Repasando su historia de vida, Luis C. narró lo siguiente: “mis padres fueron poco afectuosos conmigo, y cuando me halagaban lo hacían porque había hecho algo realmente bien, el resto del tiempo sentía que pasaba desapercibido, pensando qué hacer para llamar su atención…” El afecto que se ofrece de forma espontánea y sin condiciones es un alimento vital para los niños y las niñas, puesto que es el fundamento para el desarrollo de una adecuada autoestima. Si un niño(a) se siente querido(a) y aceptado(a) por el simple hecho de ser él o ella y de formar parte de su familia, podrá con mayor facilidad desarrollar las habilidades socio-afectivas que le permitirán transitar por la vida con mayor soltura, disfrute y autonomía.

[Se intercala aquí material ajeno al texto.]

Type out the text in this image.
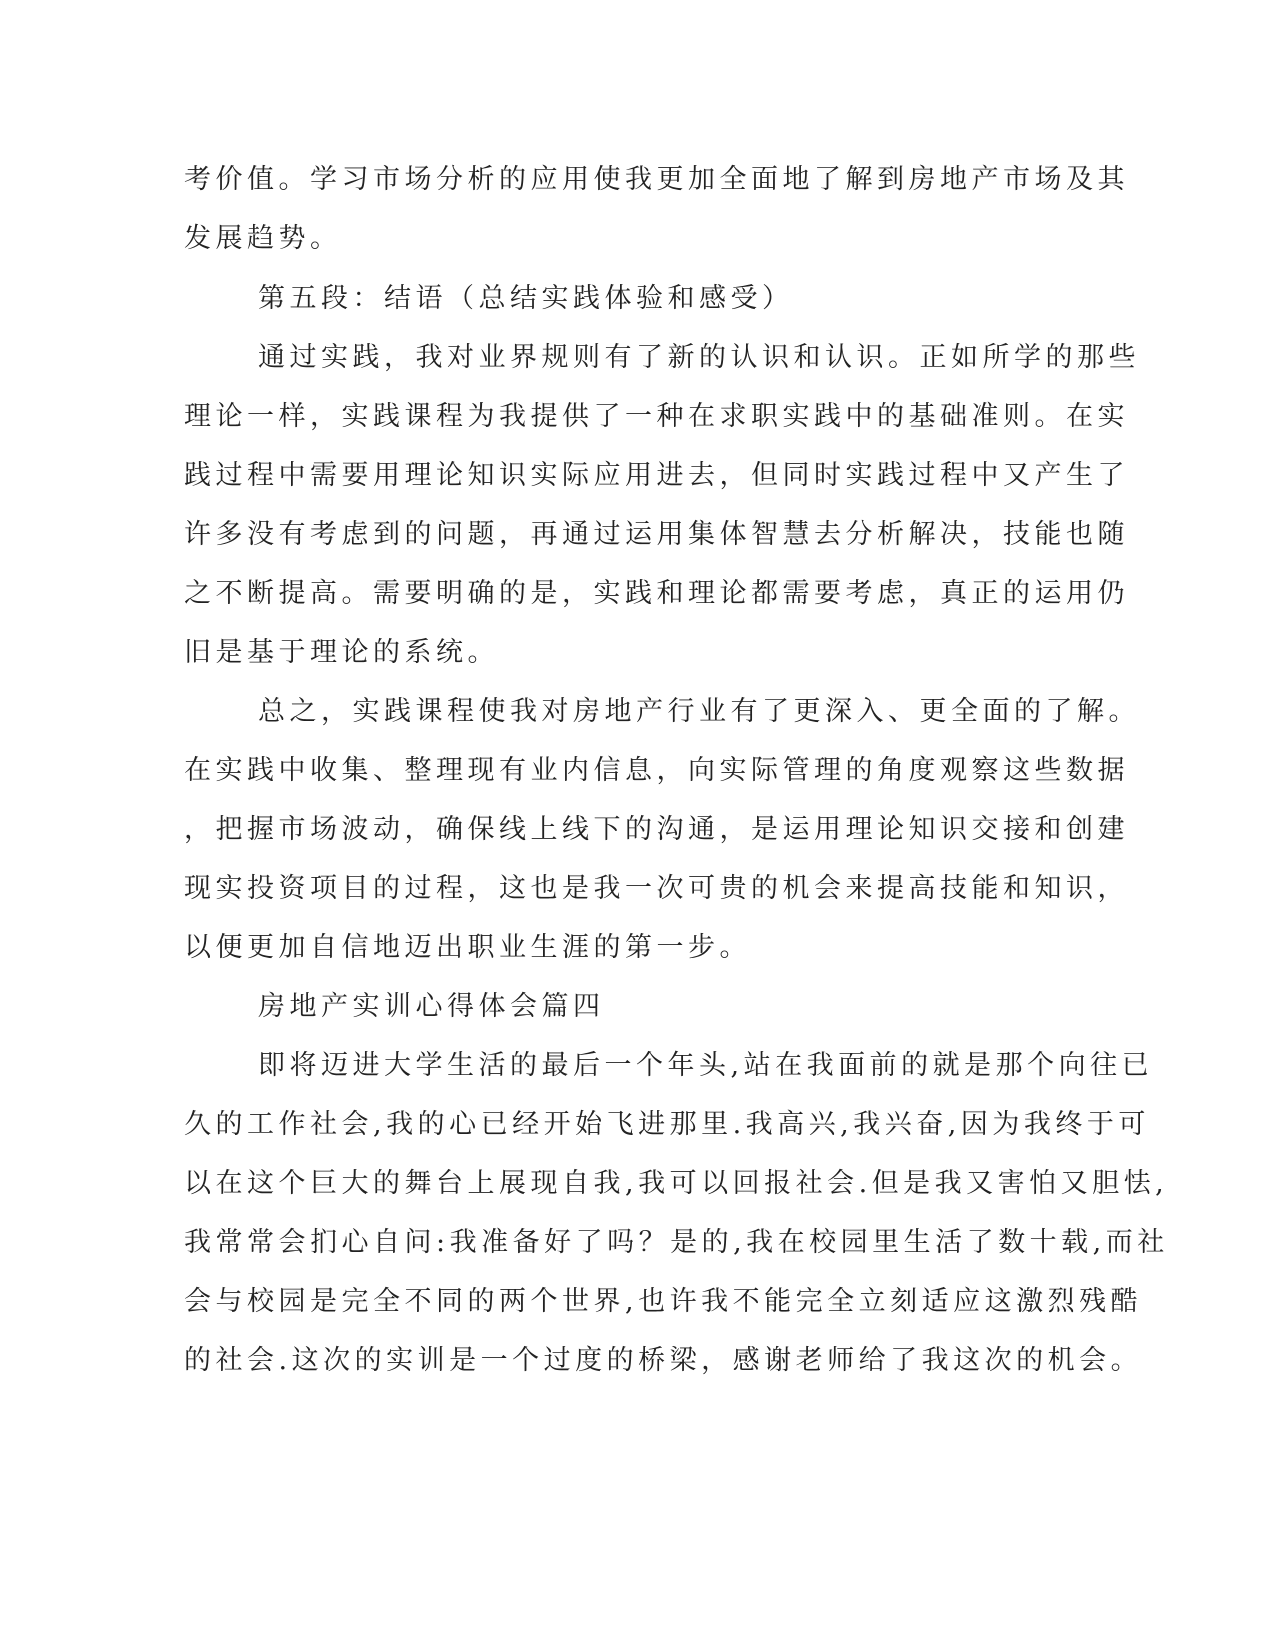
考价值。学习市场分析的应用使我更加全面地了解到房地产市场及其
发展趋势。
第五段：结语（总结实践体验和感受）
通过实践，我对业界规则有了新的认识和认识。正如所学的那些
理论一样，实践课程为我提供了一种在求职实践中的基础准则。在实
践过程中需要用理论知识实际应用进去，但同时实践过程中又产生了
许多没有考虑到的问题，再通过运用集体智慧去分析解决，技能也随
之不断提高。需要明确的是，实践和理论都需要考虑，真正的运用仍
旧是基于理论的系统。
总之，实践课程使我对房地产行业有了更深入、更全面的了解。
在实践中收集、整理现有业内信息，向实际管理的角度观察这些数据
，把握市场波动，确保线上线下的沟通，是运用理论知识交接和创建
现实投资项目的过程，这也是我一次可贵的机会来提高技能和知识，
以便更加自信地迈出职业生涯的第一步。
房地产实训心得体会篇四
即将迈进大学生活的最后一个年头,站在我面前的就是那个向往已
久的工作社会,我的心已经开始飞进那里.我高兴,我兴奋,因为我终于可
以在这个巨大的舞台上展现自我,我可以回报社会.但是我又害怕又胆怯,
我常常会扪心自问:我准备好了吗？是的,我在校园里生活了数十载,而社
会与校园是完全不同的两个世界,也许我不能完全立刻适应这激烈残酷
的社会.这次的实训是一个过度的桥梁，感谢老师给了我这次的机会。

En el caso de Luis C., la falta de afecto y aprobación lo hicieron crecer sintiéndose defectuoso e insuficiente para provocar el cariño incondicional de sus padres, y pensando que él mismo debía de ganárselo a base de méritos. Con la misma intensidad con que anheló recibir afecto, se abocó desde niño a tratar de “ser perfecto” para asegurarse que lo tendría y así aplacar la dolorosa sensación de ser insuficiente, sin haberlo podido lograr hasta el momento. El necesario, aunque poco frecuente ejercicio de reflexionar como padres y madres sobre la forma en que establecemos los vínculos afectivos con nuestros hijos e hijas, podría hacernos ver y corregir a tiempo quizá grandes errores que estamos cometiendo.